Create files with secure permissions
A common mistake is creating a file with default permissions and then changing them. This creates a race condition. Between the creation and the permission change, another process might read the file. The secure pattern is to set permissions at creation time. os.OpenFile accepts a mode argument that applies immediately.
Real code needs to handle creation securely. This function writes data while locking down permissions from the start.
// WriteConfig creates a config file with restrictive permissions.
// It returns an error if the file cannot be created or written.
func WriteConfig(path string, data []byte) error {
// 0600 ensures only the owner can read or write the file.
// This prevents other users on the system from accessing secrets.
f, err := os.OpenFile(path, os.O_WRONLY|os.O_CREATE|os.O_TRUNC, 0600)
if err != nil {
return err
}
// Close the file explicitly to ensure handles are released.

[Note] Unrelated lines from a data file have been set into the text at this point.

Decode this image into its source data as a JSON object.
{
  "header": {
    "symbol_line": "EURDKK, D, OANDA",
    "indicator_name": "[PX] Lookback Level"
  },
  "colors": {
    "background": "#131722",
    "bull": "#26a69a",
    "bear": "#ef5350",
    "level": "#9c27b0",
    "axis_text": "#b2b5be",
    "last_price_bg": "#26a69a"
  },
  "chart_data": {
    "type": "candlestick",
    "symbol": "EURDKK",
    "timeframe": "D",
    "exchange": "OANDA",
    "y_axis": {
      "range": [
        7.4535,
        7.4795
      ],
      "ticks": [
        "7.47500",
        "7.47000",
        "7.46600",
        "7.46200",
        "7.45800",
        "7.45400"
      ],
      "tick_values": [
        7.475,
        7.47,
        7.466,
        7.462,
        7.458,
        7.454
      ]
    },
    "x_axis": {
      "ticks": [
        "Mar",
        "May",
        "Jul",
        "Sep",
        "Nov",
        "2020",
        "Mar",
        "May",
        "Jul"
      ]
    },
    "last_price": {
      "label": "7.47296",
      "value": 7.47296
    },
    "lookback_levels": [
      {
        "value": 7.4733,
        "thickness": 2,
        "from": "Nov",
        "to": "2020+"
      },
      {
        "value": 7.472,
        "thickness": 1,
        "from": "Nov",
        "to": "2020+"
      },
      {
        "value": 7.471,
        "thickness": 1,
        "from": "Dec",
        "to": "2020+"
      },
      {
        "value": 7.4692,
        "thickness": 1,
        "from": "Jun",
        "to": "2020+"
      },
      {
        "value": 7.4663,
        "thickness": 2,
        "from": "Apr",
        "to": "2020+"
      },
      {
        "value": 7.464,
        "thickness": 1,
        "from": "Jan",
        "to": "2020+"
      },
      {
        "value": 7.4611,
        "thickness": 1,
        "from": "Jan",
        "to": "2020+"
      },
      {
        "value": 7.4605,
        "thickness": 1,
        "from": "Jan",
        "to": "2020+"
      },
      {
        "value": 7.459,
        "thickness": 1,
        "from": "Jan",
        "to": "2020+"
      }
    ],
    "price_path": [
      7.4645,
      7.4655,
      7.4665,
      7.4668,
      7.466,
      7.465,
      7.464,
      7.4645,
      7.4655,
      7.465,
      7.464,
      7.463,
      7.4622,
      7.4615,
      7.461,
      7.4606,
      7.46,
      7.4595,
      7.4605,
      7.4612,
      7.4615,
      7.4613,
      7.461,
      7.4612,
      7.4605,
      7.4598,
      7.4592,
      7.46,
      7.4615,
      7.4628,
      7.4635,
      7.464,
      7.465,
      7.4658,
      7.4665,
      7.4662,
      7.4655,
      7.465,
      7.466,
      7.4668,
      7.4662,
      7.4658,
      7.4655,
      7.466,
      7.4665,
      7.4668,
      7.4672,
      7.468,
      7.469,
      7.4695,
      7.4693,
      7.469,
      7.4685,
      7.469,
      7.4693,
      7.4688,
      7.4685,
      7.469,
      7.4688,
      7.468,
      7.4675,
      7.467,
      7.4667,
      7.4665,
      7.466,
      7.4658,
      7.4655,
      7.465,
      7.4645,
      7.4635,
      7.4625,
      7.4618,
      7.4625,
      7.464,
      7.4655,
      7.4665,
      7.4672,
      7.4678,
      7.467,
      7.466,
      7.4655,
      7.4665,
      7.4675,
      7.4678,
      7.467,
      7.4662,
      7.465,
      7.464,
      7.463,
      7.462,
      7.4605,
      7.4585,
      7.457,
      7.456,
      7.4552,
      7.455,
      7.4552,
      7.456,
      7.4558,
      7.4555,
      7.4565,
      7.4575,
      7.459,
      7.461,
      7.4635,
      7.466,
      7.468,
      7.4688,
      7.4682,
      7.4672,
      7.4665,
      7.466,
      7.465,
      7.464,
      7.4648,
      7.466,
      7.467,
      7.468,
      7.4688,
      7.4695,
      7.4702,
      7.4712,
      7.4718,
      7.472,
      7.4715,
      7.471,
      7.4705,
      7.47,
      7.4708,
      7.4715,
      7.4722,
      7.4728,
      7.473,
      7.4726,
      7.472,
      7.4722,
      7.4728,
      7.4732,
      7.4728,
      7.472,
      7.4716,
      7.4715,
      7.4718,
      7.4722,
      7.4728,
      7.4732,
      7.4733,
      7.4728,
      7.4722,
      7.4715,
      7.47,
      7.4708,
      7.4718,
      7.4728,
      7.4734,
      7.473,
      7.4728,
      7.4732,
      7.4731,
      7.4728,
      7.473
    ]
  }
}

// defer is idiomatic for cleanup in Go.
defer f.Close()
_, err = f.Write(data)
return err
}
The community accepts the if err != nil boilerplate because it makes the unhappy path visible. Don't hide errors. Set permissions at creation. Race conditions leak secrets.
The umask trap
You might request 0777 permissions for a directory, expecting full access for everyone. The file ends up with 0755. This is not a bug. The kernel applies a umask to every file creation. The umask is a process-level setting that masks out bits from the mode you request. If the umask is 0022, the kernel removes write permission for group and others.

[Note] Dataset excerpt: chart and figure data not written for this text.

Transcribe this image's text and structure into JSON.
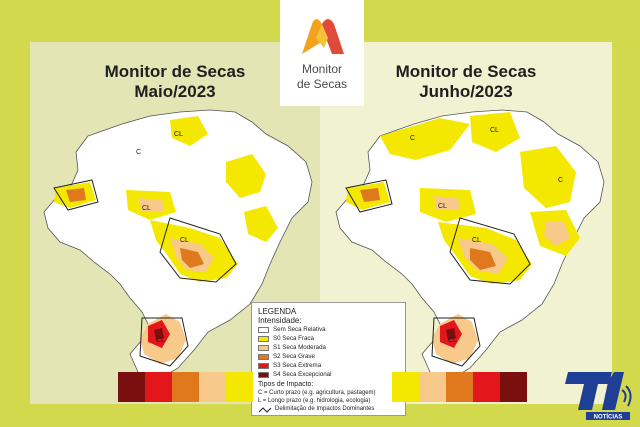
{
  "logo": {
    "line1": "Monitor",
    "line2": "de Secas"
  },
  "maps": [
    {
      "title_line1": "Monitor de Secas",
      "title_line2": "Maio/2023"
    },
    {
      "title_line1": "Monitor de Secas",
      "title_line2": "Junho/2023"
    }
  ],
  "map_labels": {
    "short_term": "C",
    "long_term": "L",
    "combined": "CL"
  },
  "legend": {
    "title": "LEGENDA",
    "intensity_title": "Intensidade:",
    "items": [
      {
        "label": "Sem Seca Relativa",
        "color": "#ffffff"
      },
      {
        "label": "S0 Seca Fraca",
        "color": "#f5e800"
      },
      {
        "label": "S1 Seca Moderada",
        "color": "#f7c98a"
      },
      {
        "label": "S2 Seca Grave",
        "color": "#e0781e"
      },
      {
        "label": "S3 Seca Extrema",
        "color": "#e3161b"
      },
      {
        "label": "S4 Seca Excepcional",
        "color": "#7a0f0f"
      }
    ],
    "impact_title": "Tipos de Impacto:",
    "impact_short": "C = Curto prazo (e.g. agricultura, pastagem)",
    "impact_long": "L = Longo prazo (e.g. hidrologia, ecologia)",
    "boundary_label": "Delimitação de Impactos Dominantes"
  },
  "scale_colors_left": [
    "#7a0f0f",
    "#e3161b",
    "#e0781e",
    "#f7c98a",
    "#f5e800"
  ],
  "scale_colors_right": [
    "#f5e800",
    "#f7c98a",
    "#e0781e",
    "#e3161b",
    "#7a0f0f"
  ],
  "watermark": {
    "brand": "T1",
    "subtitle": "NOTÍCIAS"
  }
}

Go does not provide a portable way to change the process umask. You can use syscall.Umask on Unix systems, but that affects the entire process and is rarely the right solution. The kernel masks your requests. Respect the umask. If you need specific permissions, calculate the mode that survives the umask, or accept that the umask is a security feature.
Pitfalls and errors
The biggest trap is octal literals. If you write 755, Go treats that as decimal seven hundred fifty-five. That is not what you want. You must prefix with 0 to get octal: 0755. If you forget the zero, the compiler won't stop you, but the permissions will be wrong. 755 decimal is 1363 octal, which sets garbage bits. The compiler complains with cannot use "755" (untyped string constant) as fs.FileMode value in argument if you pass a string. If you pass a decimal integer, the conversion happens silently, and you get unexpected permissions.

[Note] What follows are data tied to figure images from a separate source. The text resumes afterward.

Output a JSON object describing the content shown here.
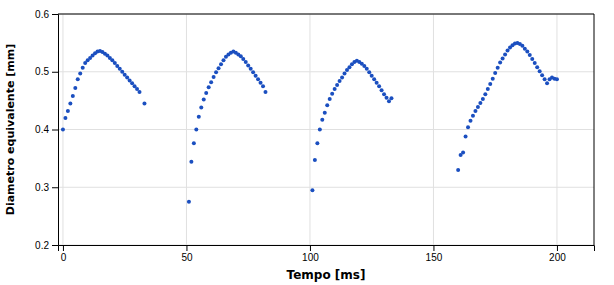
{
  "chart_data": {
    "type": "scatter",
    "xlabel": "Tempo [ms]",
    "ylabel": "Diametro equivalente [mm]",
    "xlim": [
      -2,
      215
    ],
    "ylim": [
      0.2,
      0.6
    ],
    "xticks": [
      0,
      50,
      100,
      150,
      200
    ],
    "yticks": [
      0.2,
      0.3,
      0.4,
      0.5,
      0.6
    ],
    "color": "#1B4FC0",
    "grid": true,
    "x": [
      0,
      1,
      2,
      3,
      4,
      5,
      6,
      7,
      8,
      9,
      10,
      11,
      12,
      13,
      14,
      15,
      16,
      17,
      18,
      19,
      20,
      21,
      22,
      23,
      24,
      25,
      26,
      27,
      28,
      29,
      30,
      31,
      33,
      51,
      52,
      53,
      54,
      55,
      56,
      57,
      58,
      59,
      60,
      61,
      62,
      63,
      64,
      65,
      66,
      67,
      68,
      69,
      70,
      71,
      72,
      73,
      74,
      75,
      76,
      77,
      78,
      79,
      80,
      81,
      82,
      101,
      102,
      103,
      104,
      105,
      106,
      107,
      108,
      109,
      110,
      111,
      112,
      113,
      114,
      115,
      116,
      117,
      118,
      119,
      120,
      121,
      122,
      123,
      124,
      125,
      126,
      127,
      128,
      129,
      130,
      131,
      132,
      133,
      160,
      161,
      162,
      163,
      164,
      165,
      166,
      167,
      168,
      169,
      170,
      171,
      172,
      173,
      174,
      175,
      176,
      177,
      178,
      179,
      180,
      181,
      182,
      183,
      184,
      185,
      186,
      187,
      188,
      189,
      190,
      191,
      192,
      193,
      194,
      195,
      196,
      197,
      198,
      199,
      200
    ],
    "values": [
      0.4,
      0.42,
      0.432,
      0.445,
      0.458,
      0.472,
      0.487,
      0.497,
      0.507,
      0.515,
      0.52,
      0.524,
      0.528,
      0.532,
      0.535,
      0.536,
      0.534,
      0.531,
      0.528,
      0.524,
      0.52,
      0.515,
      0.51,
      0.505,
      0.5,
      0.495,
      0.49,
      0.485,
      0.48,
      0.475,
      0.47,
      0.465,
      0.445,
      0.275,
      0.344,
      0.376,
      0.4,
      0.422,
      0.438,
      0.452,
      0.463,
      0.473,
      0.482,
      0.491,
      0.499,
      0.506,
      0.513,
      0.52,
      0.526,
      0.53,
      0.533,
      0.535,
      0.533,
      0.53,
      0.527,
      0.522,
      0.517,
      0.511,
      0.505,
      0.499,
      0.493,
      0.487,
      0.481,
      0.475,
      0.465,
      0.295,
      0.347,
      0.376,
      0.4,
      0.417,
      0.429,
      0.442,
      0.453,
      0.462,
      0.47,
      0.477,
      0.484,
      0.49,
      0.497,
      0.503,
      0.508,
      0.513,
      0.517,
      0.519,
      0.517,
      0.514,
      0.51,
      0.505,
      0.499,
      0.493,
      0.487,
      0.481,
      0.475,
      0.468,
      0.461,
      0.455,
      0.449,
      0.454,
      0.33,
      0.356,
      0.36,
      0.388,
      0.404,
      0.415,
      0.424,
      0.432,
      0.439,
      0.446,
      0.453,
      0.461,
      0.47,
      0.479,
      0.488,
      0.498,
      0.507,
      0.516,
      0.523,
      0.53,
      0.537,
      0.542,
      0.546,
      0.549,
      0.55,
      0.548,
      0.545,
      0.54,
      0.535,
      0.529,
      0.522,
      0.515,
      0.508,
      0.501,
      0.494,
      0.487,
      0.48,
      0.487,
      0.49,
      0.488,
      0.487
    ]
  }
}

Another pitfall involves symbolic links. os.Chmod follows symlinks. If you call os.Chmod on a symlink, you change the permissions of the target file, not the link itself. Go's standard library does not include os.Lchmod. If you need to change permissions on a symlink, you must use syscall.Lchmod, which is platform-specific and not available on Windows.
Octal starts with zero. Symlinks follow targets.
Decision matrix
Use os.Stat when you need to read the current permissions of a file or directory. Use os.Chmod when you need to update permissions on an existing file. Use os.OpenFile with a mode argument when you are creating a new file and want to set permissions atomically. Use os.MkdirAll with a mode argument when you need to create a directory tree with specific permissions. Use fs.FileMode constants like fs.ModePerm when you want readable code instead of magic numbers. Use syscall.Lchmod when you must change permissions on a symbolic link itself, though this requires platform-specific code.
Pick the tool that matches the lifecycle. Create with mode, update with chmod.